Fire stings Tipo's eyes as he watches the crayfish redden in the heat, then split and blacken. He grabs it, tears off the tail and throws the body back in the fire. He bites into the thick white meat, and the juice runs down his chin. He passes the rest of the cooked meat to the man beside him. Around the fire the crew are all feasting on the crays. There is a low warning call from above. It's Ripiro. Tipo douses the fire in an instant and springs up the rock incline at the back of the small beach where their canoe is pulled up. They are at the very mouth of Tamatea, the fiord behind them and the sea in front. There is a sail out there, a European ship, huge to their eyes, and heading straight towards them. Tipo turns and hisses down to the paddle party below, pointing at the waka. Willing hands run it along the shore in the shallows to the mouth of the creek, and out of sight under the skirting branches of a great tree that clings to the rocky point at the end of the beach.
The waka party watch as the schooner heaves to a quarter of a mile off shore, in the lee of one of the string of rocky islands dotting the entrance to the fiord.

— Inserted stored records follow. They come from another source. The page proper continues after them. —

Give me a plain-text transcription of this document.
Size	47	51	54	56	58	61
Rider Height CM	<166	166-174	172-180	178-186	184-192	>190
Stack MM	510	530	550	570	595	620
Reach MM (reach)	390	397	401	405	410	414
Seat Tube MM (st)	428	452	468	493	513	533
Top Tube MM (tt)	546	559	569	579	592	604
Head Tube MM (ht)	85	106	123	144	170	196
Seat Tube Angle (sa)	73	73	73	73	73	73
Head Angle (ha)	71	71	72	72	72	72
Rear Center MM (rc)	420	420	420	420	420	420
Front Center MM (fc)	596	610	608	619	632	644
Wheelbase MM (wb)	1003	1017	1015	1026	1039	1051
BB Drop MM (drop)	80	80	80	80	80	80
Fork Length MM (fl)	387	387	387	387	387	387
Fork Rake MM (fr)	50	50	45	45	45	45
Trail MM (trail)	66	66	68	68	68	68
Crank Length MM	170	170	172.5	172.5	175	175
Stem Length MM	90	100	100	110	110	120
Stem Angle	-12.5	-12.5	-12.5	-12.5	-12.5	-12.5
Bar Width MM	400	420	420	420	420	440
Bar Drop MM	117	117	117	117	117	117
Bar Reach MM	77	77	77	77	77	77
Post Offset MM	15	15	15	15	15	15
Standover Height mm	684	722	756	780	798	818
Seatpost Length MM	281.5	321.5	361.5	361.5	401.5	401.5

A longboat is put off, and makes for a small islet just off the cliff shore, below them. It is just a great jumble of rocks sticking out of the water, maybe four or five times the length of their waka. The rocks are swarming with seals and their young, a breeding ground and rookery. They watch as four sailors leap ashore while two remain in the boat to keep it in position. The sailors wade in with their clubs, and the rocks are soon a heaving mass of panicking seals, and a growing welter of blood. Some of the men begin skinning even before the rock has been cleared. By evening they have killed more than a hundred seals, and skinned a quarter of them.
A pipe sounds from the ship as the light begins to fall, and it turns for the safety of the fiord, leaving the men on the rock. It sails past the Maori beach camp on its track into the sheltered waters of the inner fiord without noticing anything. Tipo watches it go. The killing party are being left for the night.
The waka crew return to the beach and Tipo leans down over the remains of the fire to get it going again. The others are splitting up to do the familiar tasks. Finishing processing the catch, cutting flax and saplings for a shelter against the chill of the night.
In the morning they paddle away from the canyon walls of the fiord and the abandoned camp. Tipo is thoughtful. Around him the sea boils. They pass the seal colony rock at close range. The small party of sealers is completing the work of skinning and stacking. The whole rock is red with the blood of the seals. The crew of the waka are transfixed by the sight of so much slaughter on one small outcrop of rock. The sealers stand amongst the gore, watching nervously as the great canoe passes them.